The solubility of $BaSO _{4}$ in water is $2.42 \times 10^{-3}\, gL ^{-1}$ at $298 \,K$. The value of its solubility product $\left( K _{ sp }\right)$ will be (Given molar mass of $BaSO _{4}=233 \,g\, mol ^{-1}$ )

• A. $1.08 \times 10^{-8} \, mol^{2} \, L^{-2}$
• B. $1.08 \times 10^{-10} \, mol^{2} \, L^{-2}$
• C. $1.08 \times 10^{-14} \, mol^{2} \, L^{-2}$
• D. $1.08 \times 10^{-12} \, mol^{2} \, L^{-2}$

Answer 1

The Correct Option is B

 To find the solubility product (\(K_{sp}\)) of \(BaSO_4\), we start by understanding the dissolution reaction:

\(BaSO_4 (s) \rightleftharpoons Ba^{2+} (aq) + SO_4^{2-} (aq)\)

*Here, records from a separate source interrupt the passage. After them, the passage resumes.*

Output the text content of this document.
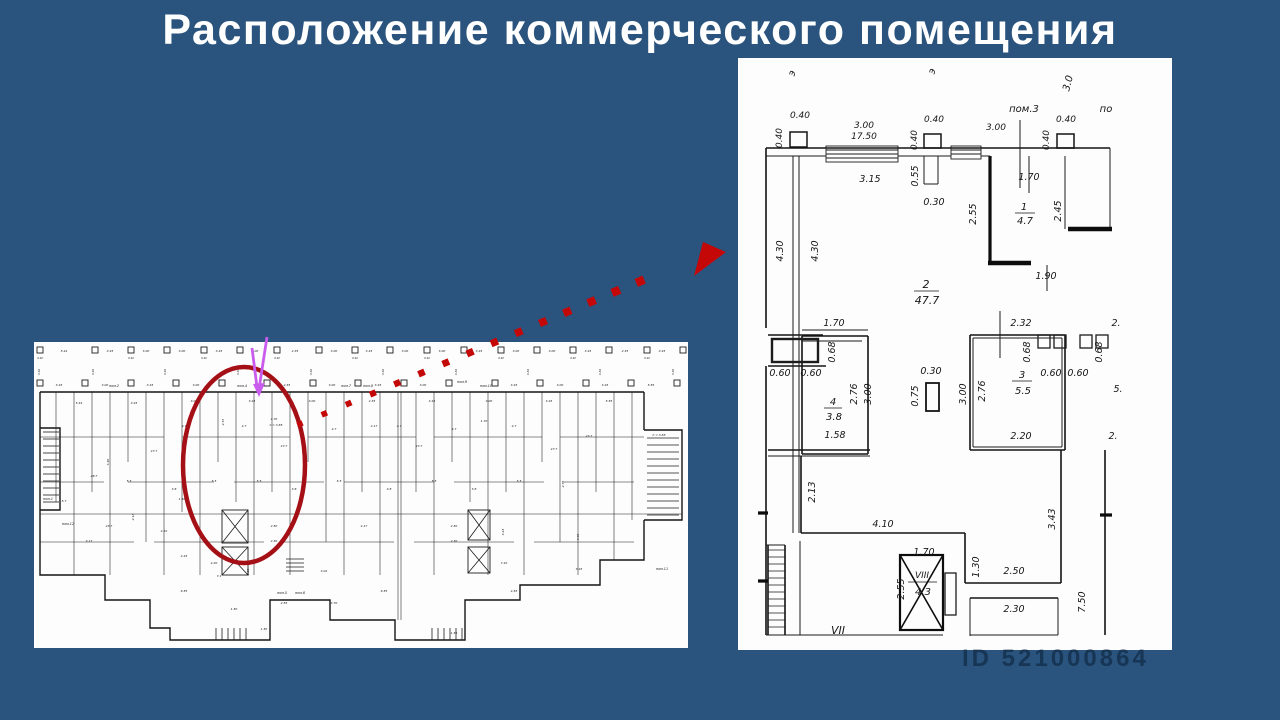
Расположение коммерческого помещения
5.44	3.45	3.00	3.00	3.45	3.00	2.35	3.00	3.45	3.00	3.00	3.45	3.00	3.00	3.45	2.35	3.45
0.40	0.40	0.40	0.40	0.40	0.40	0.40	0.40	0.40
3.30	3.30	3.30	3.30	3.30	3.30	3.30	3.30	3.30	3.30
3.45	3.00	3.45	3.00	2.35	3.00	3.45	3.00	3.45	3.00	3.45	5.55
5.44	3.45	3.00	3.45	3.00	2.35	3.45	3.00	3.45	5.55
4.7
2.55
4.7
1.70
4.7
2.17	4.7
4.7
1.70
4.7
23.7
47.7
5.30
47.7	47.7
47.7
28.7
5.5
3.8
5.5	5.5
1.58
3.8
5.5
3.8
5.5
3.8
5.5	2.76
2.13
23.7
4.10
2.50
2.30
4.17	2.50
3.43
2.30
7.50
5.7
3.17
2.45
4.20
7.1
2.55	3.02
6.55
1.50
2.55	3.70
1.50
6.55
1.50
4.55
3.45
7.10
пом.2	пом.4	пом.7	пом.8
пом.9
пом.10
пом.1
пом.12
пом.5 пом.6
пом.11
h = 3.85
h = 3.85
э	э
3.0
0.40
0.40
3.00
17.50
0.40
0.40
3.00
0.40
0.40
3.15	0.55
0.30
2.55
1.70
2.45
1.90
4.30	4.30
1.70
0.68
0.60 0.60
2.76 3.00
1.58
0.30
0.75
2.32
0.68
0.60 0.60
0.68
2.76
3.00
2.20
2.
5.
2.
2.13
4.10	3.43
1.30 2.50
2.30	7.50
1.70
2.55
VII
1
4.7
2
47.7
3
5.5
4
3.8
VIII
4.3
пом.3	по
ID 521000864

The solubility product expression for this reaction is:

\(K_{sp} = [Ba^{2+}][SO_4^{2-}]\)

Given the solubility of \(BaSO_4\) in water as \(2.42 \times 10^{-3}\, \text{g/L}\), we first convert this into moles per liter (mol/L) using the molar mass of \(BaSO_4\), which is \(233 \, \text{g/mol}\).

Calculating the molarity (solubility in mol/L):

\(S = \frac{2.42 \times 10^{-3}\, \text{g/L}}{233 \, \text{g/mol}}\)

Solving for \(S\):

\(S \approx 1.039 \times 10^{-5}\, \text{mol/L}\)

Since the stoichiometry of the dissolution is 1:1 for \(BaSO_4\), \(Ba^{2+}\) and \(SO_4^{2-}\) ions, the concentrations are the same:

\([Ba^{2+}] = [SO_4^{2-}] = S\\)

Substituting into the \(K_{sp}\) expression:

\(K_{sp} = S \times S = S^2\)

Calculate \(K_{sp}\):

\(K_{sp} = (1.039 \times 10^{-5})^2 = 1.08 \times 10^{-10} \, \text{mol}^2 \, \text{L}^{-2}\)

Thus, the solubility product of \(BaSO_4\) is \(1.08 \times 10^{-10} \, \text{mol}^2 \, \text{L}^{-2}\), matching the correct answer option.